Sumber: Kontan | Editor: Test Test
JAKARTA. Seiring dengan kebijakan pemerintah mengganti pajak pertambahan nilai (PPN) dan pajak penjualan barang mewah (PPnBM) atas minuman beralkohol dengan cukai mulai 1 April 2010 mendatang, pengusaha minuman keras (miras) meminta pemerintah mengubah sistem pengenaan beban terhadap miras. Saat ini sistemnya didasarkan atas prosentase dari harga minuman. (Kontan 17/3/2010)
Ketua Umum Gabungan Industri Minuman Malt Indonesia (GIMMI) Ipung Nimpuno menyarankan, sistem pengenaan cukai terhadap minuman keras diganti dengan sistem yang berlaku di sejumlah negara. Seperti di negara tetangga Singapura, Malaysia, dan Thailand.
Negara-negara tersebut mengenakan pajak berdasarkan kandungan kadar alkohol. Semakin tinggi tingkat alkoholnya, semakin besar cukainya, begitu pula sebaliknya.
"Menurut saya tidak masuk akal, sebotol minuman keras yang kandungan alkoholnya 40% dijual dengan harga Rp 14.000, bagaimana menghitungnnya itu, padahal menurut saya harga yang lazim ya sekitar Rp 50.000," papar Ipung.
Selain itu, imbuh Ipung, besaran kutipan cukai sebaiknya tidak jauh berbeda dengan negara tetangga. Ini untuk menghindari impor miras ilegal. Maklum, saat ini cukup banyak minuman beralkohol ilegal yang beredar di pasar lokal.
"Bisa dilihat, industri bir (tingkat alkohol di bawah 5%) yang pangsa pasarnya 34% saja kontribusinya mencapai 84% dari penerimaan pemerintah dari minuman beralkohol, tapi minuman jenis lain dengan kadar alkohol lebih dari itu dengan pangsa pasar 66% kontribusinya hanya 16%, ini tidak masuk akal," papar Ipung.
Sementara itu, menurut Wine Director Decanter Wine House Yohan Handoyo, bisa dipastikan bahwa harga miras tidak akan turun selama masih banyak pungutan-pungutan yang tidak jelas terkait aktivitas bea cukai.
Yohan mencontohkan, ada yang namanya biaya notul yang tarifnya tidak berdasar. Minggu pertama barang datang tidak dikenakan tarif notul itu, "Tetapi di minggu ke dua kita disuruh bayar, dan itu tidak ada penjelasan dari petugas berapa biaya wajarnya, seenaknya aja nyebut angka," ujar Yohan.

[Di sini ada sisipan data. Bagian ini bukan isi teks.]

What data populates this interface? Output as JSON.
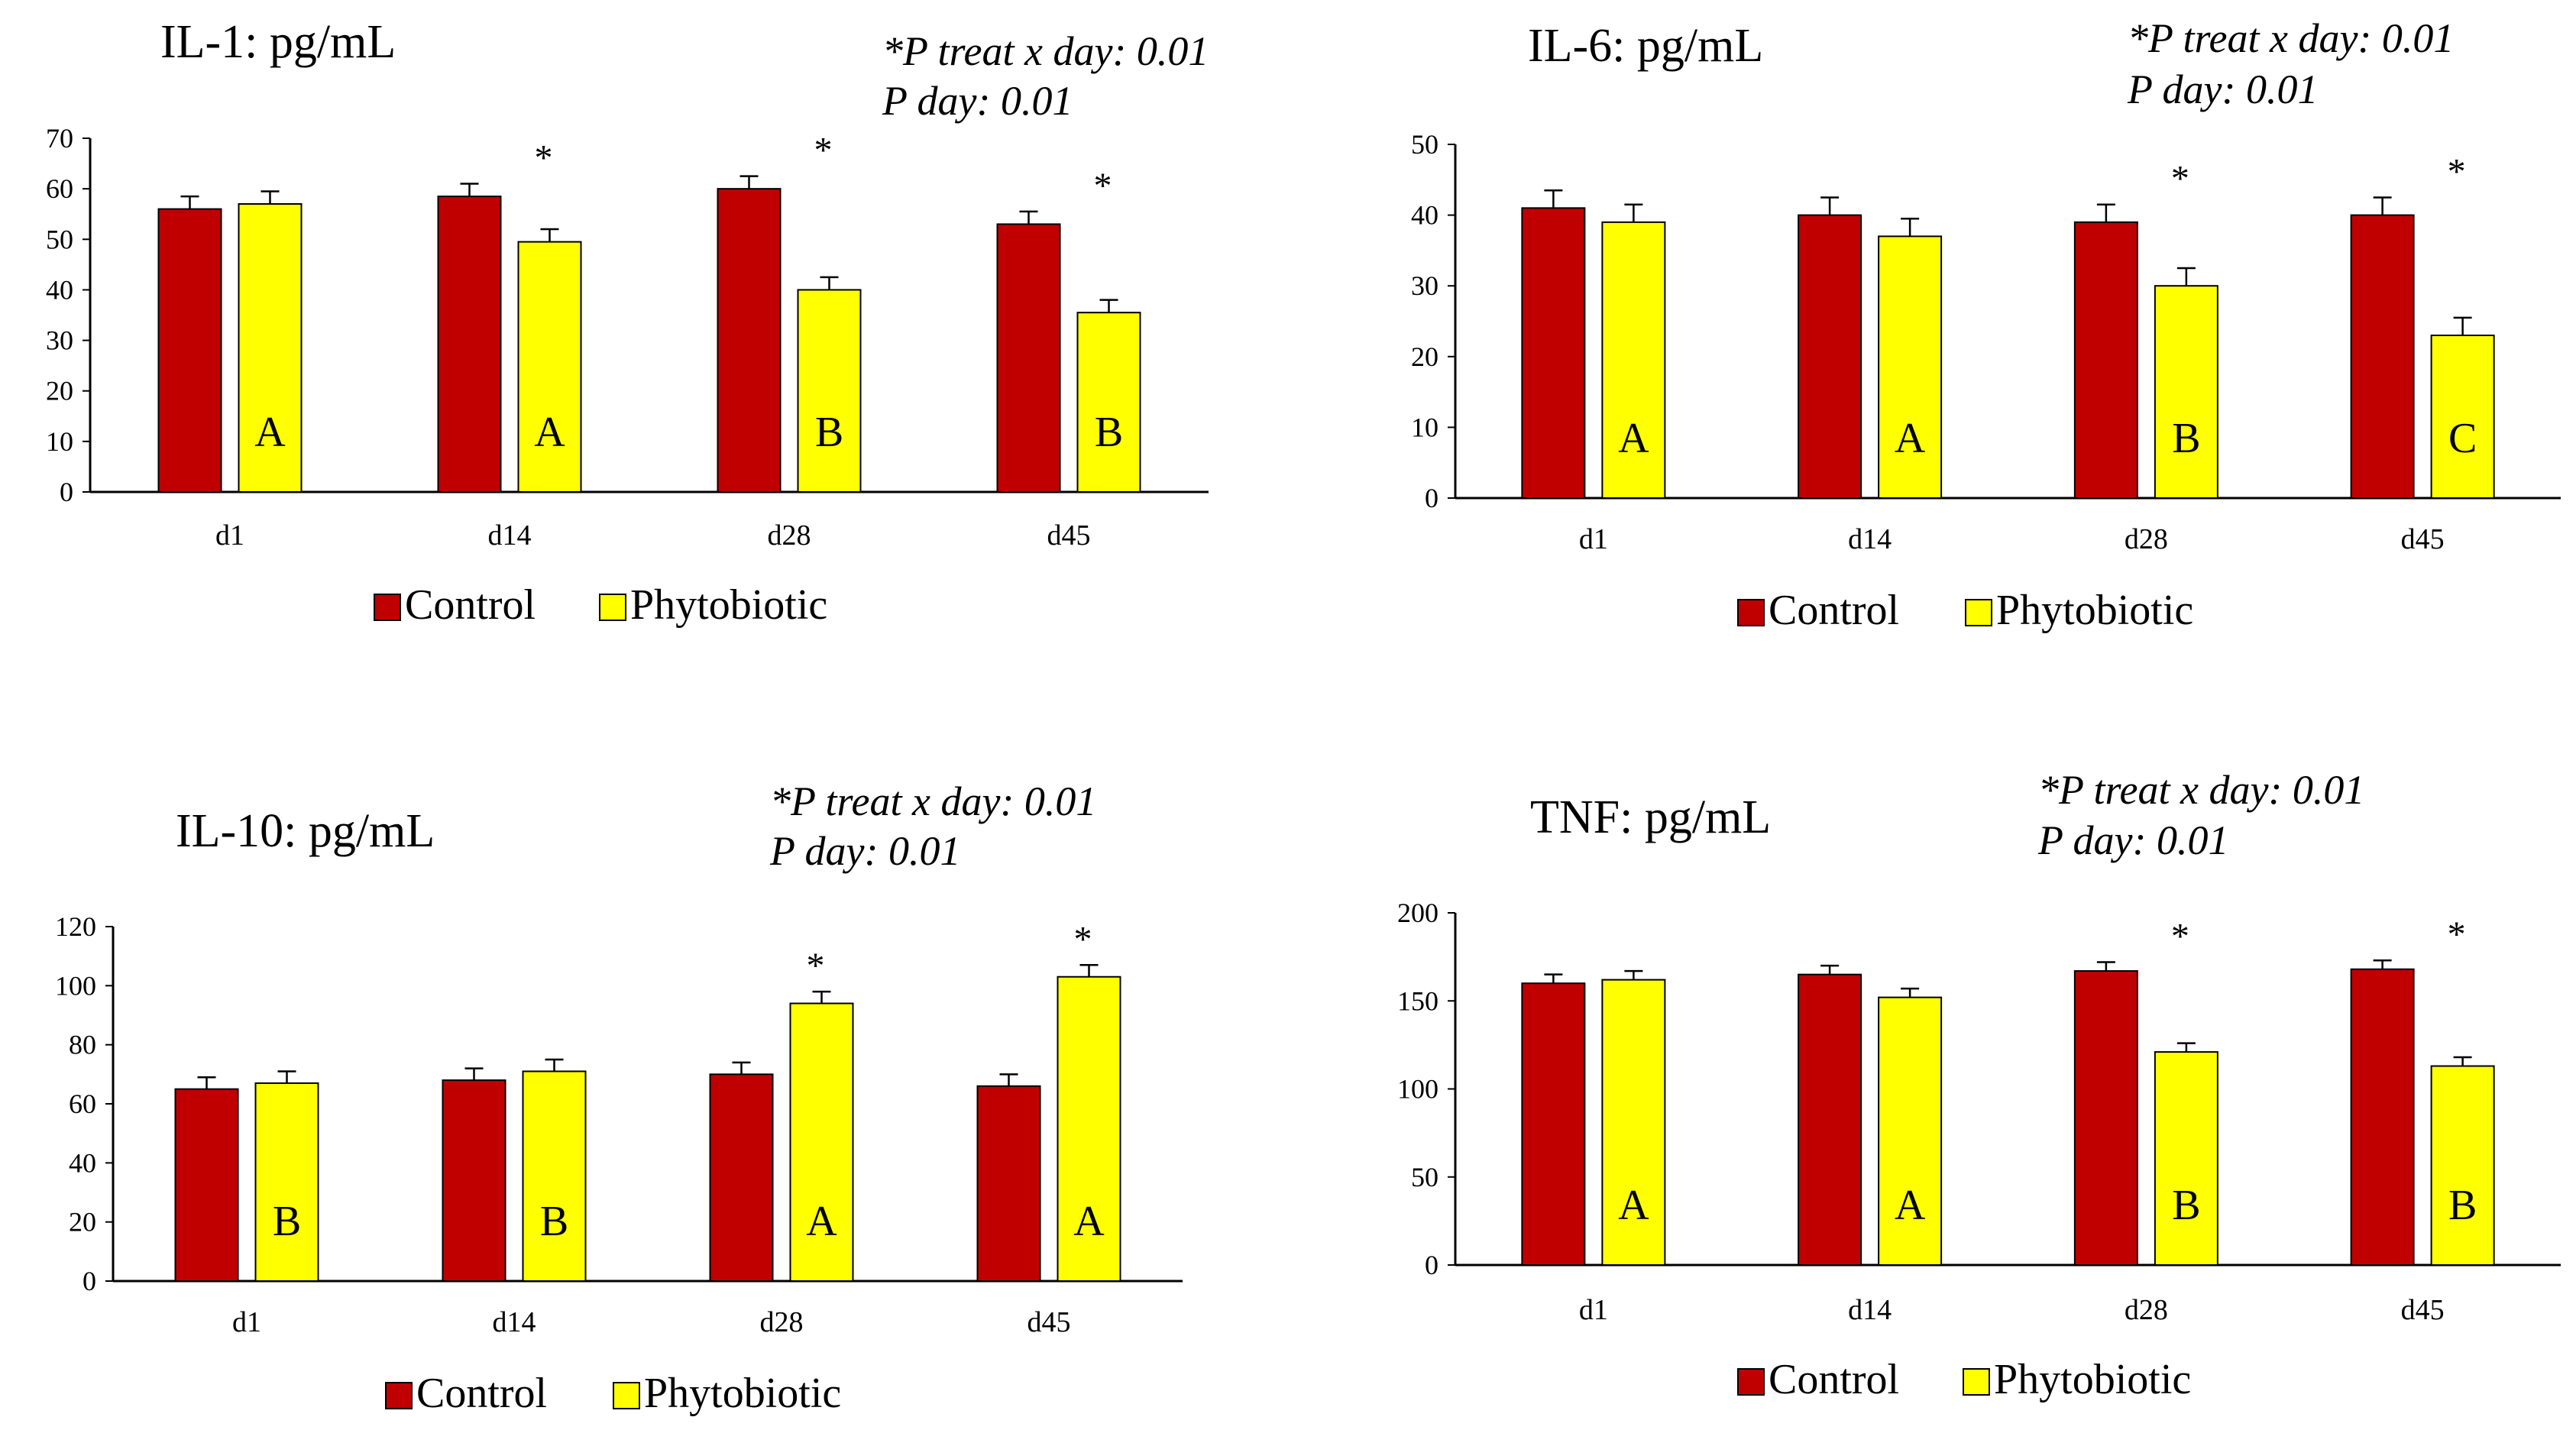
{
  "colors": {
    "control": "#c00000",
    "phytobiotic": "#ffff00",
    "bar_outline": "#000000",
    "axis": "#000000"
  },
  "chart_data": [
    {
      "type": "bar",
      "title": "IL-1: pg/mL",
      "stats_lines": [
        "*P treat x day: 0.01",
        "P day: 0.01"
      ],
      "categories": [
        "d1",
        "d14",
        "d28",
        "d45"
      ],
      "ylim": [
        0,
        70
      ],
      "yticks": [
        0,
        10,
        20,
        30,
        40,
        50,
        60,
        70
      ],
      "series": [
        {
          "name": "Control",
          "values": [
            56,
            58.5,
            60,
            53
          ],
          "errors": [
            2.5,
            2.5,
            2.5,
            2.5
          ]
        },
        {
          "name": "Phytobiotic",
          "values": [
            57,
            49.5,
            40,
            35.5
          ],
          "errors": [
            2.5,
            2.5,
            2.5,
            2.5
          ]
        }
      ],
      "letters": [
        "A",
        "A",
        "B",
        "B"
      ],
      "significant": [
        false,
        true,
        true,
        true
      ],
      "legend": [
        "Control",
        "Phytobiotic"
      ]
    },
    {
      "type": "bar",
      "title": "IL-6: pg/mL",
      "stats_lines": [
        "*P treat x day: 0.01",
        "P day: 0.01"
      ],
      "categories": [
        "d1",
        "d14",
        "d28",
        "d45"
      ],
      "ylim": [
        0,
        50
      ],
      "yticks": [
        0,
        10,
        20,
        30,
        40,
        50
      ],
      "series": [
        {
          "name": "Control",
          "values": [
            41,
            40,
            39,
            40
          ],
          "errors": [
            2.5,
            2.5,
            2.5,
            2.5
          ]
        },
        {
          "name": "Phytobiotic",
          "values": [
            39,
            37,
            30,
            23
          ],
          "errors": [
            2.5,
            2.5,
            2.5,
            2.5
          ]
        }
      ],
      "letters": [
        "A",
        "A",
        "B",
        "C"
      ],
      "significant": [
        false,
        false,
        true,
        true
      ],
      "legend": [
        "Control",
        "Phytobiotic"
      ]
    },
    {
      "type": "bar",
      "title": "IL-10: pg/mL",
      "stats_lines": [
        "*P treat x day: 0.01",
        "P day: 0.01"
      ],
      "categories": [
        "d1",
        "d14",
        "d28",
        "d45"
      ],
      "ylim": [
        0,
        120
      ],
      "yticks": [
        0,
        20,
        40,
        60,
        80,
        100,
        120
      ],
      "series": [
        {
          "name": "Control",
          "values": [
            65,
            68,
            70,
            66
          ],
          "errors": [
            4,
            4,
            4,
            4
          ]
        },
        {
          "name": "Phytobiotic",
          "values": [
            67,
            71,
            94,
            103
          ],
          "errors": [
            4,
            4,
            4,
            4
          ]
        }
      ],
      "letters": [
        "B",
        "B",
        "A",
        "A"
      ],
      "significant": [
        false,
        false,
        true,
        true
      ],
      "legend": [
        "Control",
        "Phytobiotic"
      ]
    },
    {
      "type": "bar",
      "title": "TNF: pg/mL",
      "stats_lines": [
        "*P treat x day: 0.01",
        "P day: 0.01"
      ],
      "categories": [
        "d1",
        "d14",
        "d28",
        "d45"
      ],
      "ylim": [
        0,
        200
      ],
      "yticks": [
        0,
        50,
        100,
        150,
        200
      ],
      "series": [
        {
          "name": "Control",
          "values": [
            160,
            165,
            167,
            168
          ],
          "errors": [
            5,
            5,
            5,
            5
          ]
        },
        {
          "name": "Phytobiotic",
          "values": [
            162,
            152,
            121,
            113
          ],
          "errors": [
            5,
            5,
            5,
            5
          ]
        }
      ],
      "letters": [
        "A",
        "A",
        "B",
        "B"
      ],
      "significant": [
        false,
        false,
        true,
        true
      ],
      "legend": [
        "Control",
        "Phytobiotic"
      ]
    }
  ]
}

Toh sebagai pelaku usaha di bisnis ini, Yohan tetap tertarik mengimpor air api setelah impor miras dibuka untuk perusahaan-perusahaan selain PT Sarinah dan PT Perusahaan Perdagangan Indonesia (PPI). "Tetapi saya lihat persyaratannya dulu," paparnya.
Agar fair, pemerintah memperketat persyaratan impor sehingga rantai birokrasi akan semakin panjang. "Rantai birokrasi panjang tidak masalah, asal jangan rantai distribusi yang mengambil margin di setiap posnya yang semakin panjang," ujar Yohan.